Pois então vai, a porta esteve
aberta o tempo todo, sai!
Quem tá lhe segurando?
Você sabe voar.Dois anos haviam se passado desde a última troca de olhares entre Aurora e Inocêncio, dois anos desde o triste momento em que juntos disseram adeus um ao outro, dois anos sem notícias, dois anos de páginas em branco que iam preenchendo uma história de amor interrompida, dois anos lutando para esconder uma dor que os consumiam por inteiro, dois anos vivendo de vazio, de lembranças, de porquês.
Aurora tentou, lutou até onde pôde pelo o amor do homem que chegou em sua vida como vendaval, mas jamais poderia insistir em uma história que não lhe cabia mais, um passado forte demais para ser vencido e romper as barreiras, um futuro que no fim descobriu sonhar sozinha. Estava cansada, não entendia as razões da vida ser assim, por qual motivo nunca era boa o suficiente para ser uma certeza ao invés de um talvez? Era sempre boa demais para estar, mas nunca pertencer e isso doía, pois apenas queria um amor puro e genuíno, queria apenas ser a escolha e não a opção, queria ser amada tão forte quanto o sentimento que hoje lhe sufocava o coração, mas o tempo parecia correr contra, talvez não devesse mais tentar nadar, talvez seria melhor apenas se afogar no mar gélido que a solidão lhe havia jogado sem misericórdia, talvez fosse melhor se perder no escuro do oceano sem a esperança de um dia ser salva.
Hoje seu trabalho lhe era seu melhor amigo, ao menos em uma coisa conseguiu ter êxito, sua fazenda estava salva e junto as lembranças que lhe aqueciam a alma enquanto as lágrimas lhe molhavam o rosto, tentava não pensar, mas tudo naquela casa a lembrava dele, cada canto foi testemunha dos amantes nas madrugadas em que se amaram com fervor. Como poderia ela se desfazer da única coisa que lhe mantinha sã? Perder o que deles restou seria perder o fio que a mantinha de pé.

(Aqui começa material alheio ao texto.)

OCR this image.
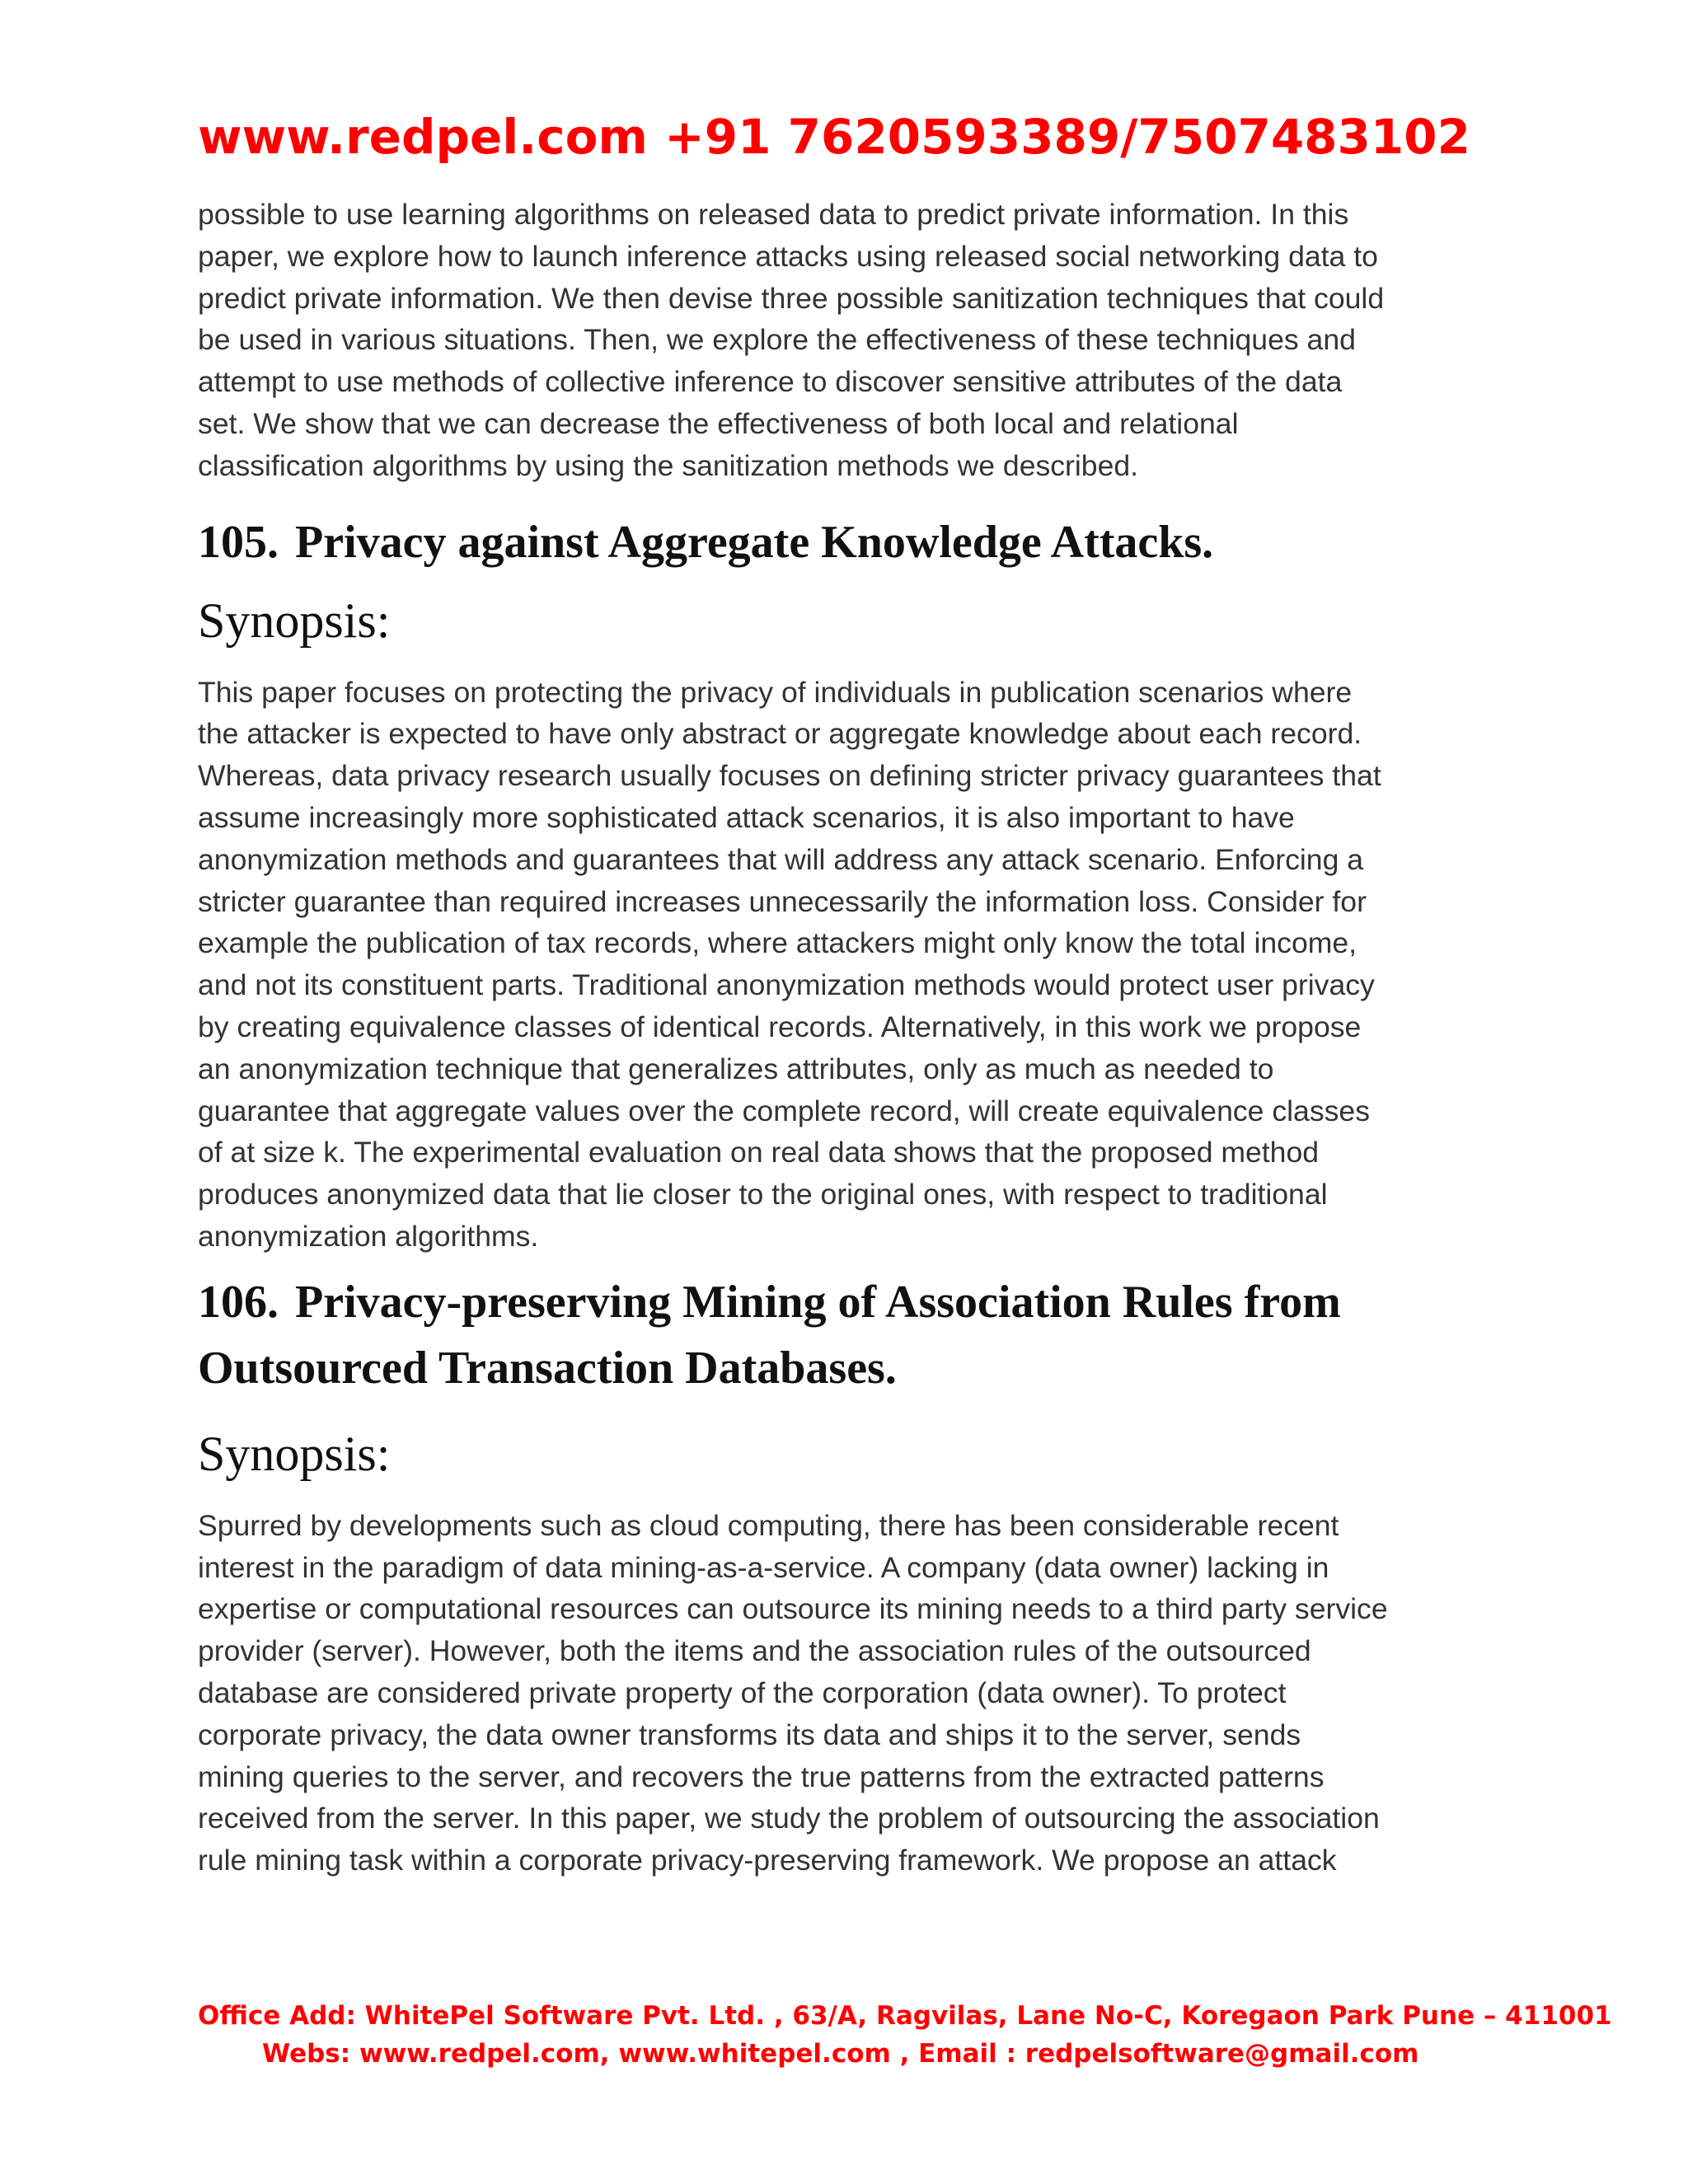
www.redpel.com +91 7620593389/7507483102

possible to use learning algorithms on released data to predict private information. In this
paper, we explore how to launch inference attacks using released social networking data to
predict private information. We then devise three possible sanitization techniques that could
be used in various situations. Then, we explore the effectiveness of these techniques and
attempt to use methods of collective inference to discover sensitive attributes of the data
set. We show that we can decrease the effectiveness of both local and relational
classification algorithms by using the sanitization methods we described.

105. Privacy against Aggregate Knowledge Attacks.
Synopsis:

This paper focuses on protecting the privacy of individuals in publication scenarios where
the attacker is expected to have only abstract or aggregate knowledge about each record.
Whereas, data privacy research usually focuses on defining stricter privacy guarantees that
assume increasingly more sophisticated attack scenarios, it is also important to have
anonymization methods and guarantees that will address any attack scenario. Enforcing a
stricter guarantee than required increases unnecessarily the information loss. Consider for
example the publication of tax records, where attackers might only know the total income,
and not its constituent parts. Traditional anonymization methods would protect user privacy
by creating equivalence classes of identical records. Alternatively, in this work we propose
an anonymization technique that generalizes attributes, only as much as needed to
guarantee that aggregate values over the complete record, will create equivalence classes
of at size k. The experimental evaluation on real data shows that the proposed method
produces anonymized data that lie closer to the original ones, with respect to traditional
anonymization algorithms.

106. Privacy-preserving Mining of Association Rules from
Outsourced Transaction Databases.
Synopsis:

Spurred by developments such as cloud computing, there has been considerable recent
interest in the paradigm of data mining-as-a-service. A company (data owner) lacking in
expertise or computational resources can outsource its mining needs to a third party service
provider (server). However, both the items and the association rules of the outsourced
database are considered private property of the corporation (data owner). To protect
corporate privacy, the data owner transforms its data and ships it to the server, sends
mining queries to the server, and recovers the true patterns from the extracted patterns
received from the server. In this paper, we study the problem of outsourcing the association
rule mining task within a corporate privacy-preserving framework. We propose an attack

Office Add: WhitePel Software Pvt. Ltd. , 63/A, Ragvilas, Lane No-C, Koregaon Park Pune – 411001
Webs: www.redpel.com, www.whitepel.com , Email : redpelsoftware@gmail.com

A noite estava gélida e o copo de vinho em sua mão lhe fazia companhia todas as noites, bebia para tentar disfarçar a dor, se anestesiar, a solidão era amarga, mas de noite era bem pior, passou meses vivendo ao lado daquele homem e de repente tudo se acabou como um jarro de vidro jogado ao chão, sem conserto, apenas dores para quem em seus cacos tocares e por isso ela bebia, sabia que não era o certo a se fazer, mas o vinho pelo menos não a olharia nos olhos para dizer adeus.
Descobriu, depois que o perdeu, que amava olhar o céu sentada em sua varanda, havia algo extremamente pacífico em tal ato e algumas vezes chegou a adormecer por ali mesmo, sendo acordada no outro dia pelo o cantar dos pássaros lhe convidando para viver a aurora do renascer e naquela noite não era diferente, estava ali em sua fortaleza onde podia ser fraca e deixar que seu peito chorasse o amor perdido, pensava que se assim fizesse talvez um dia as lágrimas estariam escassas e o coração vazio.

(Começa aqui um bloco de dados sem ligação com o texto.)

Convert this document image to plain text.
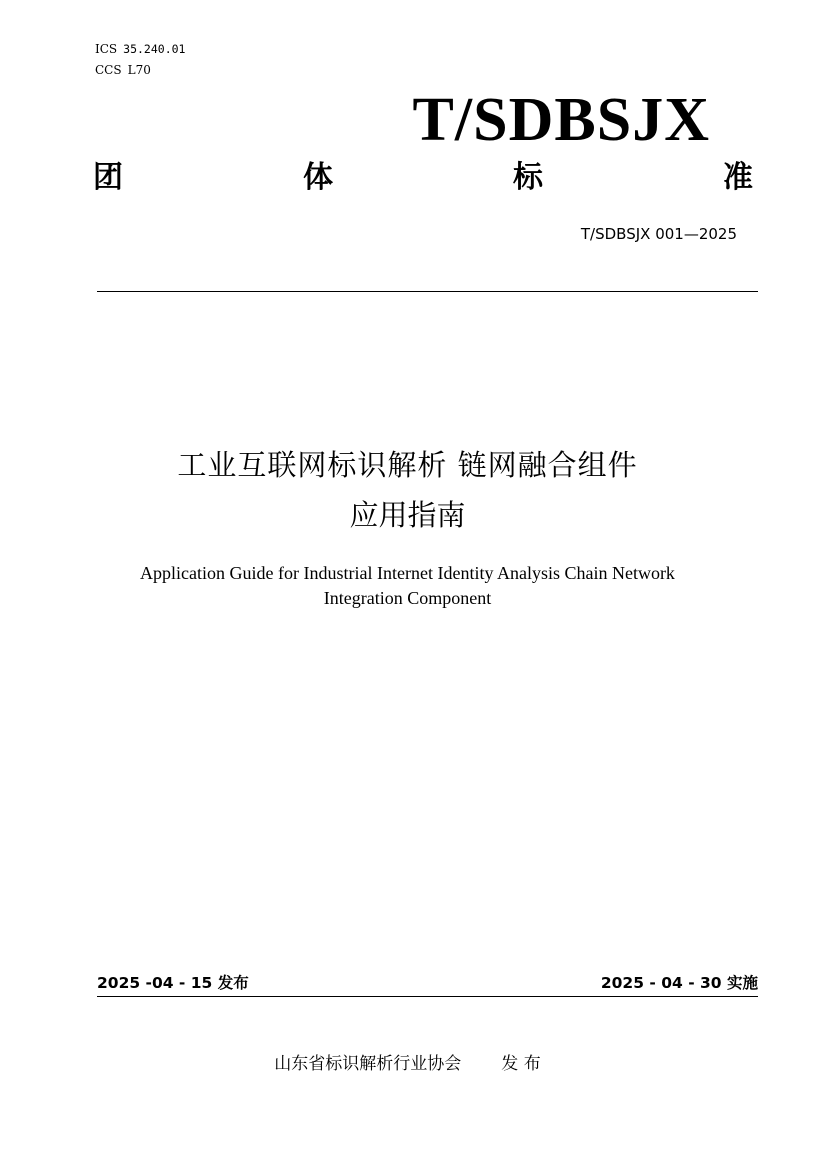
ICS 35.240.01
CCS L70
T/SDBSJX
团	体	标	准
T/SDBSJX 001—2025
工业互联网标识解析 链网融合组件
应用指南
Application Guide for Industrial Internet Identity Analysis Chain Network
Integration Component
2025 -04 - 15 发布	2025 - 04 - 30 实施
山东省标识解析行业协会 发 布
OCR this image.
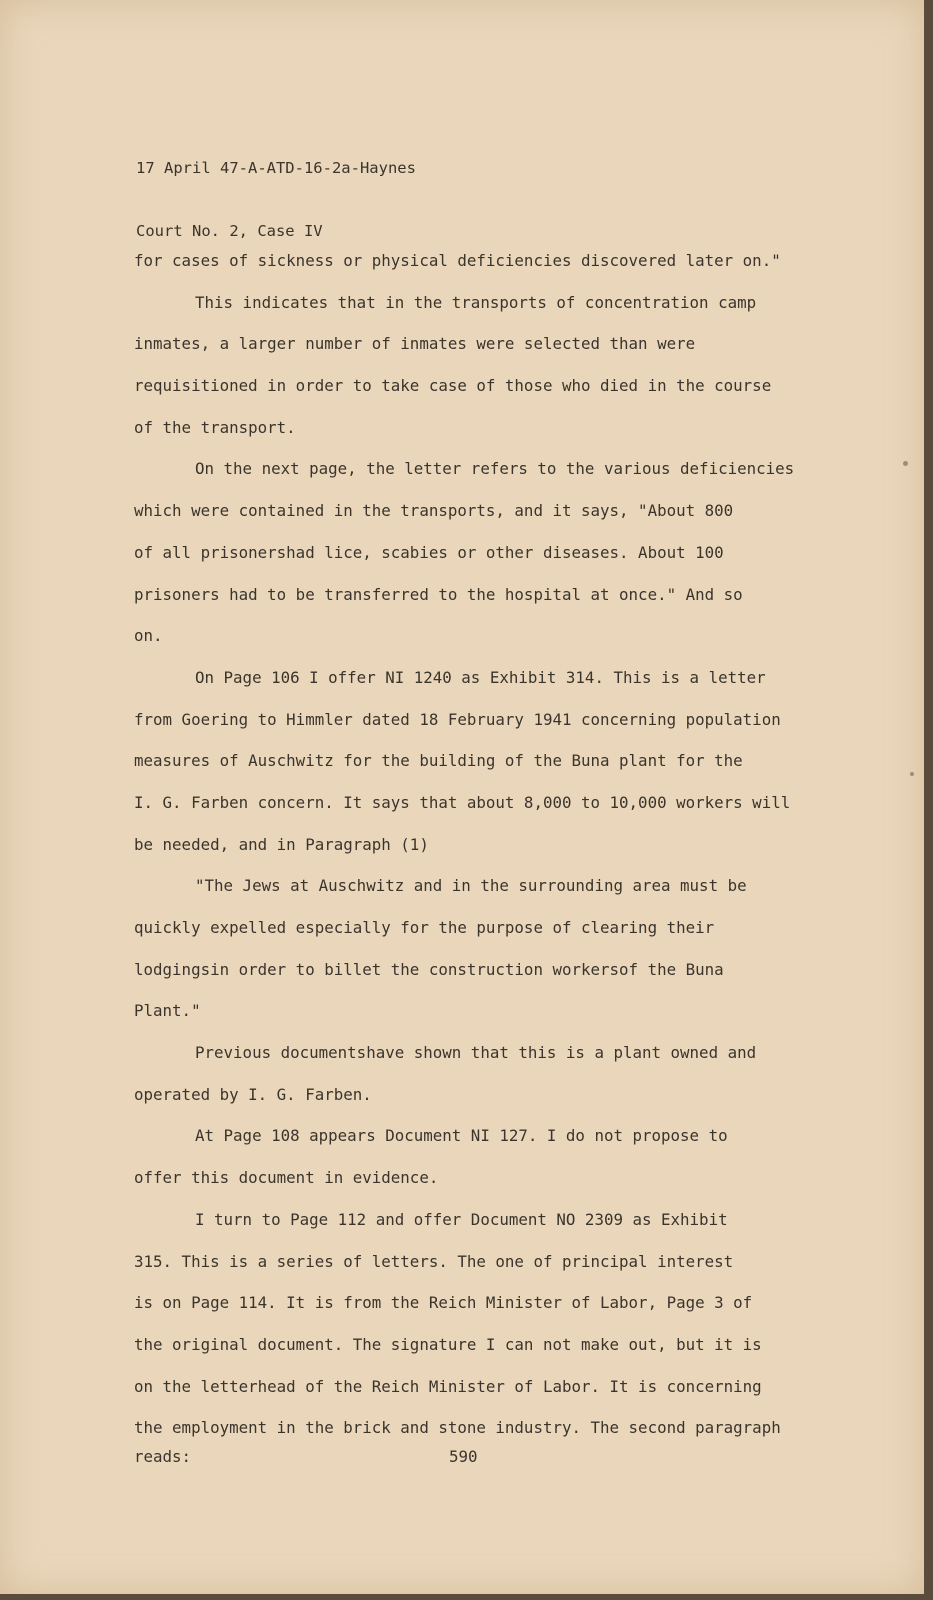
17 April 47-A-ATD-16-2a-Haynes

Court No. 2, Case IV

for cases of sickness or physical deficiencies discovered later on."
This indicates that in the transports of concentration camp
inmates, a larger number of inmates were selected than were
requisitioned in order to take case of those who died in the course
of the transport.
On the next page, the letter refers to the various deficiencies
which were contained in the transports, and it says, "About 800
of all prisonershad lice, scabies or other diseases. About 100
prisoners had to be transferred to the hospital at once." And so
on.
On Page 106 I offer NI 1240 as Exhibit 314. This is a letter
from Goering to Himmler dated 18 February 1941 concerning population
measures of Auschwitz for the building of the Buna plant for the
I. G. Farben concern. It says that about 8,000 to 10,000 workers will
be needed, and in Paragraph (1)
"The Jews at Auschwitz and in the surrounding area must be
quickly expelled especially for the purpose of clearing their
lodgingsin order to billet the construction workersof the Buna
Plant."
Previous documentshave shown that this is a plant owned and
operated by I. G. Farben.
At Page 108 appears Document NI 127. I do not propose to
offer this document in evidence.
I turn to Page 112 and offer Document NO 2309 as Exhibit
315. This is a series of letters. The one of principal interest
is on Page 114. It is from the Reich Minister of Labor, Page 3 of
the original document. The signature I can not make out, but it is
on the letterhead of the Reich Minister of Labor. It is concerning
the employment in the brick and stone industry. The second paragraph
reads:	590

"Aurora?" — Aquela voz que ela tanto amava, mas que agora parecia apenas um fantasma a assombrar-lá todas as noites.
Ela nem ao menos respondeu ou se virou, manteve-se sentada no sofá observando as estrelas, não tinha mais forças para lidar com isso e havia jogado os panos, estava cansada, queria apenas se reencontrar e ser quem era antes dele, antes de conhecer o verdadeiro amor e por ele ser dilacerada.
"Me deixe em paz, Inocêncio." — O tom depressivo não negava seu estado.
"Olhe para mim." — Pediu se aproximando.
"Pra que?" — Perguntou triste. "Você logo vai desaparecer de qualquer forma, já não me faz mais diferença."
"Aurora, eu estou aqui."
"Você sempre diz isso e veja só, todos os dias quando acordo ainda estou sozinha."
Doeu, dessa vez nele, perceber a dor que causou na mulher que tanto aprendeu a amar, doeu saber que ele foi capaz de despertar tamanha tristeza, tamanha dor e agora ele teria que curar as feridas que por longos meses deixou abertas.